Chembiochem. 2021 Jun 2;22(11):1854-1870. doi: 10.1002/cbic.202000843. Epub 2021 Mar 3.
All human cells use O-GlcNAc protein modifications (O-linked N-acetylglucosamine) to rapidly adapt to changing nutrient and stress conditions through signaling, epigenetic, and proteostasis mechanisms. A key challenge for biologists in defining precise roles for specific O-GlcNAc sites is synthetic access to homogenous isoforms of O-GlcNAc proteins, a result of the non-genetically templated, transient, and heterogeneous nature of O-GlcNAc modifications. Toward a solution, this review details the state of the art of two strategies for O-GlcNAc protein modification: advances in "bottom-up" O-GlcNAc peptide synthesis and direct "top-down" installation of O-GlcNAc on full proteins. We also describe key applications of synthetic O-GlcNAc peptide and protein tools as therapeutics, biophysical structure-function studies, biomarkers, and as disease mechanistic probes to advance translational O-GlcNAc biology.

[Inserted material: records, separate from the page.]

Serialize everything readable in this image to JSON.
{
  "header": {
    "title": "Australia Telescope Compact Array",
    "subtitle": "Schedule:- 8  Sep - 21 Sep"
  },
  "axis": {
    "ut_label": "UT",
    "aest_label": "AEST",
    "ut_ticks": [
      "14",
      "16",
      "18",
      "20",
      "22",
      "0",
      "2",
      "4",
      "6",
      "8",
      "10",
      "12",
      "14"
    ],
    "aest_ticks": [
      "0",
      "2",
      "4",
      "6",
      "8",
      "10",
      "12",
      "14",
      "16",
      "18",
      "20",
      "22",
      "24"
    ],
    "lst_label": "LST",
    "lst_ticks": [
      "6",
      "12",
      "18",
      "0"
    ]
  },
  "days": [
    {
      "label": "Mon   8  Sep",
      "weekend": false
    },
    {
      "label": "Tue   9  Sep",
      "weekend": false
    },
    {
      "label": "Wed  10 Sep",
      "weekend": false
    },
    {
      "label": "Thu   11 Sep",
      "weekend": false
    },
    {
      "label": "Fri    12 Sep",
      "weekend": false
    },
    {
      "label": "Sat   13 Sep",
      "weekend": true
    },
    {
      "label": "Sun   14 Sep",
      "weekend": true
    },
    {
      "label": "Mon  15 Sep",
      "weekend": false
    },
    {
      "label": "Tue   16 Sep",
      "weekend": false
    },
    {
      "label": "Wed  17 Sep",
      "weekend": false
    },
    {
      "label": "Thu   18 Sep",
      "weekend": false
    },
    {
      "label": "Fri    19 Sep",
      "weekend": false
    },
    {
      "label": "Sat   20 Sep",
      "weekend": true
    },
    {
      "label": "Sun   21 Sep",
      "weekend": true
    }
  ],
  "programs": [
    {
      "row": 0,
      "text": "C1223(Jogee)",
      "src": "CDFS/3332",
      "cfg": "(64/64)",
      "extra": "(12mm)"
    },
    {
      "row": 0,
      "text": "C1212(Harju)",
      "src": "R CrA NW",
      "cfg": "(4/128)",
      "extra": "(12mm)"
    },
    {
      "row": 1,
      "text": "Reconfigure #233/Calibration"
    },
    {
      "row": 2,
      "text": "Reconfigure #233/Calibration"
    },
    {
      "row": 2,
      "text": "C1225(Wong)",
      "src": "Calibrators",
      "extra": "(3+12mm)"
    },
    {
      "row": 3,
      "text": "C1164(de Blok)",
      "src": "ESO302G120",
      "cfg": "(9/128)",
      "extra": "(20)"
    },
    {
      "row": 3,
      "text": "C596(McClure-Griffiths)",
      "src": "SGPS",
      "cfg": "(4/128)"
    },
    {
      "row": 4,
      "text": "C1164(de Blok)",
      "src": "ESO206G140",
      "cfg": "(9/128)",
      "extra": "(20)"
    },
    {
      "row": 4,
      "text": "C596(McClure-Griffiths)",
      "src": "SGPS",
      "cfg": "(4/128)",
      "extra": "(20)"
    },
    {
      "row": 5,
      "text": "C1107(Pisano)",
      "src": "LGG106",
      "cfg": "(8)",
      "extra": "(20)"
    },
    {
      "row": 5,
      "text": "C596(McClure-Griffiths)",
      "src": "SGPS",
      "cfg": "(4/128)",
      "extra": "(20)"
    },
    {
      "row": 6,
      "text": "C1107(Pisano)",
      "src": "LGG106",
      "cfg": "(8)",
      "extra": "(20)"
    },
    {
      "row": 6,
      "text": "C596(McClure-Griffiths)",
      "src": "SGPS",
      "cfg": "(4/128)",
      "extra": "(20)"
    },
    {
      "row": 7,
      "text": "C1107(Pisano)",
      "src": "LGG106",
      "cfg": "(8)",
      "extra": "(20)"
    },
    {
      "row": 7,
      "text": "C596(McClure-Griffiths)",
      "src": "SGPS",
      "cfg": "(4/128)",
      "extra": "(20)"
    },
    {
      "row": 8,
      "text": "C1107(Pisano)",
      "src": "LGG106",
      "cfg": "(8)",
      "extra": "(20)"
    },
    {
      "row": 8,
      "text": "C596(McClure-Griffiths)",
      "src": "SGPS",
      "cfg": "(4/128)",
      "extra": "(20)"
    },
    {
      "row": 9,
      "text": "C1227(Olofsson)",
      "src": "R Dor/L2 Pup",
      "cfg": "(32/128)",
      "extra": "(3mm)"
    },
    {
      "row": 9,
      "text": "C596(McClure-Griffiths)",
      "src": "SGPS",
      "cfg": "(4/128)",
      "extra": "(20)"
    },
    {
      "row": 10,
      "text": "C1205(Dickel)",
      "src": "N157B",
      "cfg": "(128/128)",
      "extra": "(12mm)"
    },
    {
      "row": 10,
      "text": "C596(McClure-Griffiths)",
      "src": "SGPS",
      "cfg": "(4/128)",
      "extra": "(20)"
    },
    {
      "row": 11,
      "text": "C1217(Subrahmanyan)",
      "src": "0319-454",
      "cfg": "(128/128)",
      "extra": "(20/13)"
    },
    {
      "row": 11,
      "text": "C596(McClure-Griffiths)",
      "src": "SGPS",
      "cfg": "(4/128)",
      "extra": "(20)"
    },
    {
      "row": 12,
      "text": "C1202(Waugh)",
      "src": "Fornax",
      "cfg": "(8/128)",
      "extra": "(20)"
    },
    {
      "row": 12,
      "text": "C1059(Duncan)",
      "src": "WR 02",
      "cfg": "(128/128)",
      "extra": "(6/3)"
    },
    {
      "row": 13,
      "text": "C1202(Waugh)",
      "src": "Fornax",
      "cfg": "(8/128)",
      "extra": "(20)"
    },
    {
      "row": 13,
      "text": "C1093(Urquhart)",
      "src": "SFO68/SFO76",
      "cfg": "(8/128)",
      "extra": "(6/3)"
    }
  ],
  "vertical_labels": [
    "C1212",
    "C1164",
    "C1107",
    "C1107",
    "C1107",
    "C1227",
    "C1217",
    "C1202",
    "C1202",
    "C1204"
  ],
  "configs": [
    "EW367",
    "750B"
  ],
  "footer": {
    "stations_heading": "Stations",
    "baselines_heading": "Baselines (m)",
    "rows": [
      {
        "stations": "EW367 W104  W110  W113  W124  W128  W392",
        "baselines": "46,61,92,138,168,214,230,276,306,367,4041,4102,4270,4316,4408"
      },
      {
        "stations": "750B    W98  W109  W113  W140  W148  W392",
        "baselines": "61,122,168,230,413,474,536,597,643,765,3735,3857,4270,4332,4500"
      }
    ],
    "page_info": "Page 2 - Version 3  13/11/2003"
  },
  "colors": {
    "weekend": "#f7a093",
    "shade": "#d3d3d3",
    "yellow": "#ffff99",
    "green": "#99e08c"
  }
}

所有人类细胞都利用O-连接的N-乙酰葡糖胺(O-GlcNAc)蛋白修饰,通过信号传导、表观遗传和蛋白质稳态机制快速适应不断变化的营养和应激条件。生物学家在确定特定O-GlcNAc位点的精确作用时面临的一个关键挑战是如何合成获得O-GlcNAc蛋白的同质异构体,这是由于O-GlcNAc修饰具有非基因模板化、瞬时性和异质性的特点。为了解决这个问题,本综述详细介绍了O-GlcNAc蛋白修饰的两种策略的现状:“自下而上”的O-GlcNAc肽合成进展以及在完整蛋白质上直接“自上而下”安装O-GlcNAc。我们还描述了合成O-GlcNAc肽和蛋白质工具作为治疗药物、生物物理结构功能研究、生物标志物以及作为推进转化性O-GlcNAc生物学的疾病机制探针的关键应用。